珍しく人間中心の街のようだ。今までの街は比較的小さいところばかりだったが、ここはそれなりの大きさ。
ここには冒険者ギルドもあるようなので、冒険者カードの更新もしておいた。
「消耗品の買い出しやらなんやらあるので、この街で2泊しようかと思うの」
「わかった。手分けしてやるか?」
「お願いするの。
ヒルダさんと2人で買い出しをお願いしたいの。
リストアップしておくから、午前中にしちゃってほしいの」
「わかりました。シモン様と2人で行ってきます」
翌朝、早々からアリサの送り出されて、ヒルダと買い物に。
買い物のリストはヒルダに渡されたようで、俺は荷物持ち要員だ。
ヒルダは買い物の途中、服屋でやたら時間を取られる。
「シモン様、こういうの似合うと思います?」
昔、アリサにも付き合わされたことあるんだけど、俺あんまりこういうのわからないんだよな。
「んー、なかなかいいんじゃない?」
「もうちょっと、ちゃんと見てくださいよー」
「見てる見てる」
「もー、シモン様ったら適当な返事しかしないんだから」
勘弁してくれよ。
「じゃ、次はシモン様のを選びましょうね」
「え、俺のはいいよ」
「ダメですよ、これから寒くなってきますから。
シモン様、冬物とかぜんぜん持ってないでしょ」
何着も試着させられることになった。
俺は別にどれでもいいよ。
どんなの着てもさほど変わんないし……
「うん、これがよくお似合いです。
お値段も手頃ですし、これにしましょう」
やっと、ヒルダのお目にかなった服があったようだ。
「これでよろしいですか?」
「うん、これいいよ。これにしよう」
「もう、適当なんですから」
「お腹もすいたし、そろそろ戻って昼食にしよう」
「んと、あと1軒だけお願いします」
次の店でも結構な時間を取られたが、やっと宿に戻ることになった。
部屋の扉を開けると、いきなり部屋が眩しい光に包まれ、
「お兄様、誕生日おめでとうなの」
アリサの声が。
続いて、
「シモン様、お誕生日おめでとうございます」
後ろからヒルダの声も。
部屋は派手に飾り付けられ、料理や酒の準備ができていた。
どうやら、ヒルダが俺を連れ出している間に、アリサが準備したようだ。
なにやら、やたら時間をかけて買い物してると思ったら、こういう計画だったのか。
そうか、旅に出てすっかり忘れてたけど、今日が俺の誕生日だったか。
これで俺は19歳。特に区切りとなる年齢でもないから特別の感慨はないけどな。
家にいた頃は毎年家族で祝ってもらえてたが、こういう暮らしになってアリサが覚えてくれてなかったら、完全に忘れるところだった。
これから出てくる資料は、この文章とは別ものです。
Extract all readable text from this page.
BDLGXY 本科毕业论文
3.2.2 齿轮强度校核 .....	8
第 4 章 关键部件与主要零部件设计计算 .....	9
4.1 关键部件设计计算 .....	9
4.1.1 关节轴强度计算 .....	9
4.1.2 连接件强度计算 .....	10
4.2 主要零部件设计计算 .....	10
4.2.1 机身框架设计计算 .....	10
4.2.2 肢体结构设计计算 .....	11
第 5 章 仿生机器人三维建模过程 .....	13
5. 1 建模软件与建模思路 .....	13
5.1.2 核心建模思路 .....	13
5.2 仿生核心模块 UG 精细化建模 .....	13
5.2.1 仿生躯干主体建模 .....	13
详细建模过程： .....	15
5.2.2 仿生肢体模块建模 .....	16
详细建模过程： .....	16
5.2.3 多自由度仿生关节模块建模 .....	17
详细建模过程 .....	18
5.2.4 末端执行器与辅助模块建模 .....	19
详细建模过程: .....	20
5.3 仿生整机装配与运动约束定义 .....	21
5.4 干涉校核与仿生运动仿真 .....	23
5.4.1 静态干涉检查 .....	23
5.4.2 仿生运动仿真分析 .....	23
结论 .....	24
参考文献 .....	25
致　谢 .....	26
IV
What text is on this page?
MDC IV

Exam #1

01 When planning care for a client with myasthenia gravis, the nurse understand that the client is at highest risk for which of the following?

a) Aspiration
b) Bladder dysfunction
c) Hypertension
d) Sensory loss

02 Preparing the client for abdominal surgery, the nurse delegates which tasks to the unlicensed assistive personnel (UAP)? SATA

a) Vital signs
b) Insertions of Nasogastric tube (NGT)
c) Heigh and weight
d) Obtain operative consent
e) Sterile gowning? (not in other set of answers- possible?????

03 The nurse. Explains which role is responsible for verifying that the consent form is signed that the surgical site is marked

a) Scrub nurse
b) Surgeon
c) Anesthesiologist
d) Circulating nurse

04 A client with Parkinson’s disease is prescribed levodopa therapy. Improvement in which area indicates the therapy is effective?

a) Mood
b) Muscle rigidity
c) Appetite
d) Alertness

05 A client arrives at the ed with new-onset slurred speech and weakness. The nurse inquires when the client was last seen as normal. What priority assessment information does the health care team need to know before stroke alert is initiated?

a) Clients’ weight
「せっかく1歳違いだったのに、これでまた2歳違いになってしまったの。永遠に追いつけないのが悔しいところなの」
「追いつかれてたまるか」
そういえば、アリサの誕生日は俺と離れてる間に迎えたんだったな。今年は祝ってやれなかったが来年は忘れないようにしないと。
「ヒルダの誕生日はいつなんだ?」
「正確な誕生日はわからないんですが、教会にはいった6月1日にお祝いしてもらってました」
「ちゃんと覚えておくの。
しっかりとお祝いするの」
アリサとヒルダにはさまれてのサプライズパーティー。
旅の間、ほとんど酒なしで過ごしてきたが、こういう日くらいはいいよな。